1) Age doesn't matter.  From the fun 19 year olds at the beach bar to the elderly couple at the food buffet, we are all seeking the same beautiful thing.  A tangible experience that takes us away from anything negative, from reality, from our woes.  We are all floating into smiles, sunshine, cervezas, we are all one here and we are happy.

2) Be a fool.  No one cares!! Get messy, get frisky, get living life, because you only have 7 to 14 days to do it in so you best get going.  The truth is you can be anyone you want to be on vacation.  No one knows you, or expects anything of you.  So, go out there and do what you will make you head back home declaring you just had the best vacation of your life!

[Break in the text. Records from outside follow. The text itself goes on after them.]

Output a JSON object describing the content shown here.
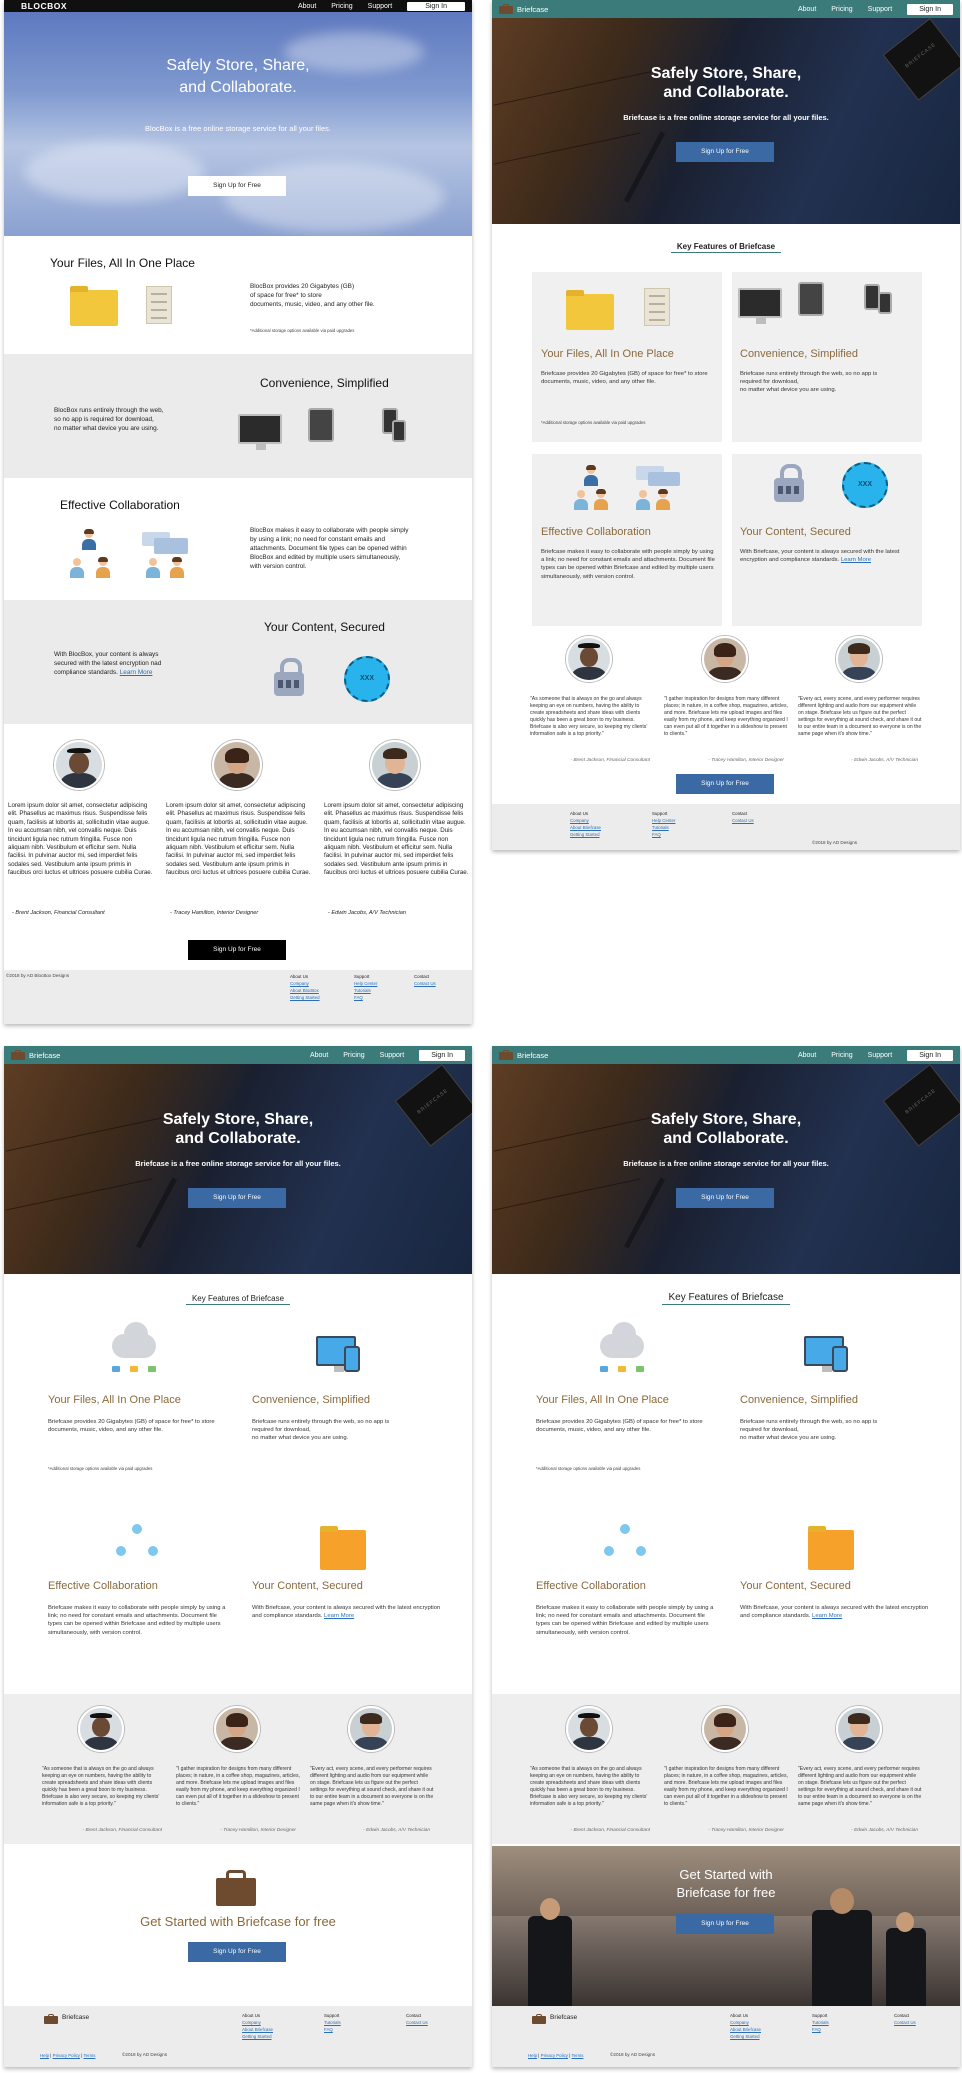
{
  "v1": {
    "nav": {
      "brand": "BLOCBOX",
      "about": "About",
      "pricing": "Pricing",
      "support": "Support",
      "signin": "Sign In"
    },
    "hero": {
      "title1": "Safely Store, Share,",
      "title2": "and Collaborate.",
      "subtitle": "BlocBox is a free online storage service for all your files.",
      "cta": "Sign Up for Free"
    },
    "files": {
      "title": "Your Files, All In One Place",
      "text1": "BlocBox provides 20 Gigabytes (GB)",
      "text2": "of space for free* to store",
      "text3": "documents, music, video, and any other file.",
      "note": "*Additional storage options available via paid upgrades"
    },
    "convenience": {
      "title": "Convenience, Simplified",
      "text1": "BlocBox runs entirely through the web,",
      "text2": "so no app is required for download,",
      "text3": "no matter what device you are using."
    },
    "collab": {
      "title": "Effective Collaboration",
      "text1": "BlocBox makes it easy to collaborate with people simply",
      "text2": "by using a link; no need for constant emails and",
      "text3": "attachments. Document file types can be opened within",
      "text4": "BlocBox and edited by multiple users simultaneously,",
      "text5": "with version control."
    },
    "secured": {
      "title": "Your Content, Secured",
      "text1": "With BlocBox, your content is always",
      "text2": "secured with the latest encryption nad",
      "text3": "compliance standards.",
      "learn": "Learn More",
      "disc": "XXX"
    },
    "lorem": "Lorem ipsum dolor sit amet, consectetur adipiscing elit. Phasellus ac maximus risus. Suspendisse felis quam, facilisis at lobortis at, sollicitudin vitae augue. In eu accumsan nibh, vel convallis neque. Duis tincidunt ligula nec rutrum fringilla. Fusce non aliquam nibh. Vestibulum et efficitur sem. Nulla facilisi. In pulvinar auctor mi, sed imperdiet felis sodales sed. Vestibulum ante ipsum primis in faucibus orci luctus et ultrices posuere cubilia Curae.",
    "sig1": "- Brent Jackson, Financial Consultant",
    "sig2": "- Tracey Hamilton, Interior Designer",
    "sig3": "- Edwin Jacobs, A/V Technician",
    "cta2": "Sign Up for Free",
    "copy": "©2018 by AD BlocBox Designs",
    "footer": {
      "about": "About Us",
      "company": "Company",
      "aboutb": "About BlocBox",
      "getting": "Getting Started",
      "support": "Support",
      "help": "Help Center",
      "tutorials": "Tutorials",
      "faq": "FAQ",
      "contact": "Contact",
      "contactus": "Contact Us"
    }
  },
  "v2": {
    "nav": {
      "brand": "Briefcase",
      "about": "About",
      "pricing": "Pricing",
      "support": "Support",
      "signin": "Sign In"
    },
    "hero": {
      "title1": "Safely Store, Share,",
      "title2": "and Collaborate.",
      "subtitle": "Briefcase is a free online storage service for all your files.",
      "cta": "Sign Up for Free",
      "device": "BRIEFCASE"
    },
    "features_title": "Key Features of Briefcase",
    "files": {
      "title": "Your Files, All In One Place",
      "text": "Briefcase provides 20 Gigabytes (GB) of space for free* to store documents, music, video, and any other file.",
      "note": "*Additional storage options available via paid upgrades"
    },
    "convenience": {
      "title": "Convenience, Simplified",
      "text1": "Briefcase runs entirely through the web, so no app is",
      "text2": "required for download,",
      "text3": "no matter what device you are using."
    },
    "collab": {
      "title": "Effective Collaboration",
      "text": "Briefcase makes it easy to collaborate with people simply by using a link; no need for constant emails and attachments. Document file types can be opened within Briefcase and edited by multiple users simultaneously, with version control."
    },
    "secured": {
      "title": "Your Content, Secured",
      "text": "With Briefcase, your content is always secured with the latest encryption and compliance standards.",
      "learn": "Learn More"
    },
    "quote1": "\"As someone that is always on the go and always keeping an eye on numbers, having the ability to create spreadsheets and share ideas with clients quickly has been a great boon to my business. Briefcase is also very secure, so keeping my clients' information safe is a top priority.\"",
    "quote2": "\"I gather inspiration for designs from many different places; in nature, in a coffee shop, magazines, articles, and more. Briefcase lets me upload images and files easily from my phone, and keep everything organized I can even put all of it together in a slideshow to present to clients.\"",
    "quote3": "\"Every act, every scene, and every performer requires different lighting and audio from our equipment while on stage. Briefcase lets us figure out the perfect settings for everything at sound check, and share it out to our entire team in a document so everyone is on the same page when it's show time.\"",
    "sig1": "- Brent Jackson, Financial Consultant",
    "sig2": "- Tracey Hamilton, Interior Designer",
    "sig3": "- Edwin Jacobs, A/V Technician",
    "cta2": "Sign Up for Free",
    "copy": "©2018 by AD Designs",
    "footer": {
      "about": "About Us",
      "company": "Company",
      "aboutb": "About Briefcase",
      "getting": "Getting Started",
      "support": "Support",
      "help": "Help Center",
      "tutorials": "Tutorials",
      "faq": "FAQ",
      "contact": "Contact",
      "contactus": "Contact Us"
    }
  },
  "v3": {
    "nav": {
      "brand": "Briefcase",
      "about": "About",
      "pricing": "Pricing",
      "support": "Support",
      "signin": "Sign In"
    },
    "hero": {
      "title1": "Safely Store, Share,",
      "title2": "and Collaborate.",
      "subtitle": "Briefcase is a free online storage service for all your files.",
      "cta": "Sign Up for Free",
      "device": "BRIEFCASE"
    },
    "features_title": "Key Features of Briefcase",
    "files": {
      "title": "Your Files, All In One Place",
      "text": "Briefcase provides 20 Gigabytes (GB) of space for free* to store documents, music, video, and any other file.",
      "note": "*Additional storage options available via paid upgrades"
    },
    "convenience": {
      "title": "Convenience, Simplified",
      "text1": "Briefcase runs entirely through the web, so no app is",
      "text2": "required for download,",
      "text3": "no matter what device you are using."
    },
    "collab": {
      "title": "Effective Collaboration",
      "text": "Briefcase makes it easy to collaborate with people simply by using a link; no need for constant emails and attachments. Document file types can be opened within Briefcase and edited by multiple users simultaneously, with version control."
    },
    "secured": {
      "title": "Your Content, Secured",
      "text": "With Briefcase, your content is always secured with the latest encryption and compliance standards.",
      "learn": "Learn More"
    },
    "quote1": "\"As someone that is always on the go and always keeping an eye on numbers, having the ability to create spreadsheets and share ideas with clients quickly has been a great boon to my business. Briefcase is also very secure, so keeping my clients' information safe is a top priority.\"",
    "quote2": "\"I gather inspiration for designs from many different places; in nature, in a coffee shop, magazines, articles, and more. Briefcase lets me upload images and files easily from my phone, and keep everything organized I can even put all of it together in a slideshow to present to clients.\"",
    "quote3": "\"Every act, every scene, and every performer requires different lighting and audio from our equipment while on stage. Briefcase lets us figure out the perfect settings for everything at sound check, and share it out to our entire team in a document so everyone is on the same page when it's show time.\"",
    "sig1": "- Brent Jackson, Financial Consultant",
    "sig2": "- Tracey Hamilton, Interior Designer",
    "sig3": "- Edwin Jacobs, A/V Technician",
    "started": "Get Started with Briefcase for free",
    "started1": "Get Started with",
    "started2": "Briefcase for free",
    "cta2": "Sign Up for Free",
    "footer": {
      "brand": "Briefcase",
      "about": "About Us",
      "company": "Company",
      "aboutb": "About Briefcase",
      "getting": "Getting Started",
      "support": "Support",
      "tutorials": "Tutorials",
      "faq": "FAQ",
      "contact": "Contact",
      "contactus": "Contact Us",
      "help": "Help",
      "privacy": "Privacy Policy",
      "terms": "Terms",
      "sep": "|",
      "copy": "©2018 by AD Designs"
    }
  }
}
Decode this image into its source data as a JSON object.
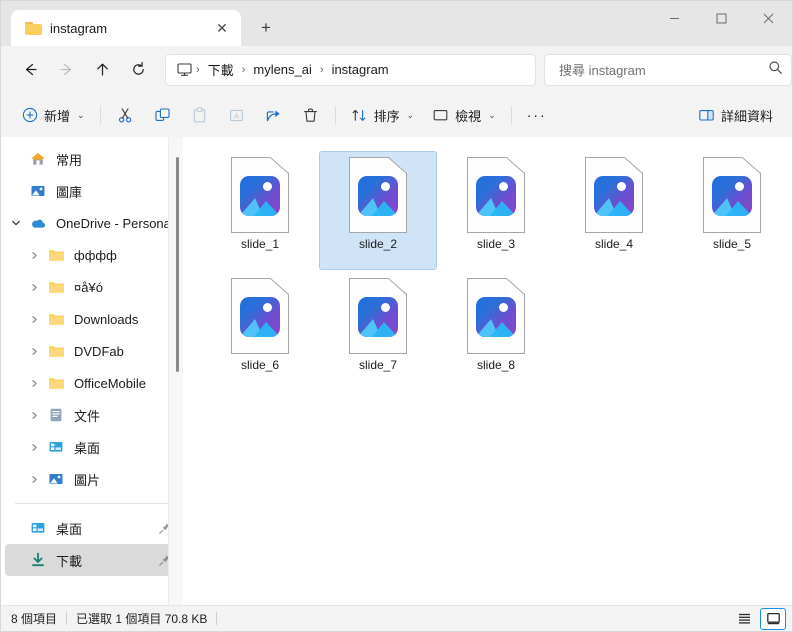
{
  "window": {
    "tab_title": "instagram",
    "tab_close_glyph": "✕",
    "new_tab_glyph": "+",
    "minimize_label": "minimize",
    "maximize_label": "maximize",
    "close_label": "close"
  },
  "address": {
    "back_label": "上一頁",
    "forward_label": "下一頁",
    "up_label": "上一層",
    "refresh_label": "重新整理",
    "breadcrumbs": [
      {
        "label": "下載"
      },
      {
        "label": "mylens_ai"
      },
      {
        "label": "instagram"
      }
    ],
    "separator": "›"
  },
  "search": {
    "placeholder": "搜尋 instagram"
  },
  "toolbar": {
    "new_label": "新增",
    "cut_label": "剪下",
    "copy_label": "複製",
    "paste_label": "貼上",
    "rename_label": "重新命名",
    "share_label": "共用",
    "delete_label": "刪除",
    "sort_label": "排序",
    "view_label": "檢視",
    "more_label": "···",
    "details_label": "詳細資料",
    "chevron": "⌄"
  },
  "sidebar": {
    "items": [
      {
        "label": "常用",
        "icon": "home-icon",
        "level": "flat",
        "expandable": false,
        "selected": false,
        "pinned": false
      },
      {
        "label": "圖庫",
        "icon": "gallery-icon",
        "level": "flat",
        "expandable": false,
        "selected": false,
        "pinned": false
      },
      {
        "label": "OneDrive - Personal",
        "icon": "onedrive-icon",
        "level": "root",
        "expandable": true,
        "expanded": true,
        "selected": false,
        "pinned": false
      },
      {
        "label": "фффф",
        "icon": "folder-icon",
        "level": "child",
        "expandable": true,
        "expanded": false,
        "selected": false,
        "pinned": false
      },
      {
        "label": "¤å¥ó",
        "icon": "folder-icon",
        "level": "child",
        "expandable": true,
        "expanded": false,
        "selected": false,
        "pinned": false
      },
      {
        "label": "Downloads",
        "icon": "folder-icon",
        "level": "child",
        "expandable": true,
        "expanded": false,
        "selected": false,
        "pinned": false
      },
      {
        "label": "DVDFab",
        "icon": "folder-icon",
        "level": "child",
        "expandable": true,
        "expanded": false,
        "selected": false,
        "pinned": false
      },
      {
        "label": "OfficeMobile",
        "icon": "folder-icon",
        "level": "child",
        "expandable": true,
        "expanded": false,
        "selected": false,
        "pinned": false
      },
      {
        "label": "文件",
        "icon": "documents-icon",
        "level": "child",
        "expandable": true,
        "expanded": false,
        "selected": false,
        "pinned": false
      },
      {
        "label": "桌面",
        "icon": "desktop-icon",
        "level": "child",
        "expandable": true,
        "expanded": false,
        "selected": false,
        "pinned": false
      },
      {
        "label": "圖片",
        "icon": "pictures-icon",
        "level": "child",
        "expandable": true,
        "expanded": false,
        "selected": false,
        "pinned": false
      }
    ],
    "quick_items": [
      {
        "label": "桌面",
        "icon": "desktop-icon",
        "selected": false,
        "pinned": true
      },
      {
        "label": "下載",
        "icon": "downloads-icon",
        "selected": true,
        "pinned": true
      }
    ]
  },
  "files": [
    {
      "name": "slide_1",
      "selected": false
    },
    {
      "name": "slide_2",
      "selected": true
    },
    {
      "name": "slide_3",
      "selected": false
    },
    {
      "name": "slide_4",
      "selected": false
    },
    {
      "name": "slide_5",
      "selected": false
    },
    {
      "name": "slide_6",
      "selected": false
    },
    {
      "name": "slide_7",
      "selected": false
    },
    {
      "name": "slide_8",
      "selected": false
    }
  ],
  "status": {
    "item_count": "8 個項目",
    "selection": "已選取 1 個項目  70.8 KB",
    "list_view_label": "詳細資料檢視",
    "icon_view_label": "大圖示檢視"
  },
  "colors": {
    "accent": "#1a8fe0",
    "selection_fill": "#cfe4f7",
    "selection_border": "#a8cdec",
    "titlebar": "#e6e6e6",
    "chrome": "#f3f3f3"
  }
}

3) Being gorgeous doesn't matter.  Seriously.  On the hot beach in the mix of one pieces, barely there bikinis, speedos, beer bellies,etc you realize looks don't matter.  The release of social pressure to be pretty and prefect and put together is amazing!  You sweat off your makeup, you wear a hideous passport purse, you swing into full tacky, fantastic, vacation mode and nothing is more liberating than not giving a f#ck.

Huge Thanks to the following people: The Aussie, Manitoba, The Birthday Brit, The Young Love Birds, Bethlehem, Texas (X2), Broken Leg, The Crazies, The Argentinians, The Irish, Bravo Echo, The Brit Boys and all the people of Mexico!!
But, of course the biggest thanks to my mom for coming with me to Mexico to find my groove, and remember what is important and what really just isn't.  Viva La Mexico!!